The logic is straightforward. Instead of coordinating everything from China, regional teams will handle sourcing and supplier relationships directly. XPeng says this approach should speed up procurement decisions, reduce logistics headaches, and give the company more flexibility to respond to local market conditions. By sourcing components closer to production facilities in Malaysia (for ASEAN) and Austria (for Europe), the company expects to trim transportation costs and minimize disruption risks.
There's also a customer service angle here. Drawing from its experience operating a parts hub in the Middle East, XPeng anticipates shorter delivery cycles and faster after-sales support, which matters when you're trying to win over buyers in competitive overseas markets.
The timing makes sense given XPeng's momentum abroad. The company delivered 45,008 vehicles internationally in 2025, nearly doubling the prior year's figure.
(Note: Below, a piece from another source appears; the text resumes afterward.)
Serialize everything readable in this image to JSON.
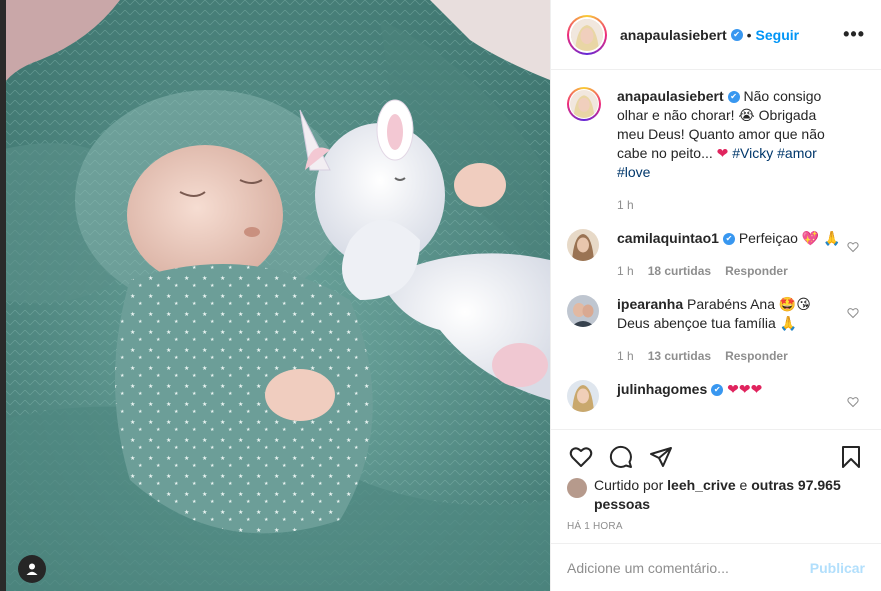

It now sells in roughly 60 countries and regions. CEO He Xiaopeng has set an ambitious target: global markets could represent about half of total sales within the next decade.
XPeng isn't stopping at logistics optimization. The company is weaving AI into its supply chain operations through pilot programs focused on management and quality monitoring, plus rolling out low-cost AI inspection tools to partners. And it's leveraging existing relationships beyond passenger vehicles, extending its automotive supply network into advanced manufacturing areas like robotics and flying cars. About 80% of current partners are being reused across these new ventures.
XPEV Price Action: XPeng shares traded down 2.44% at $21.18 during premarket trading on Tuesday.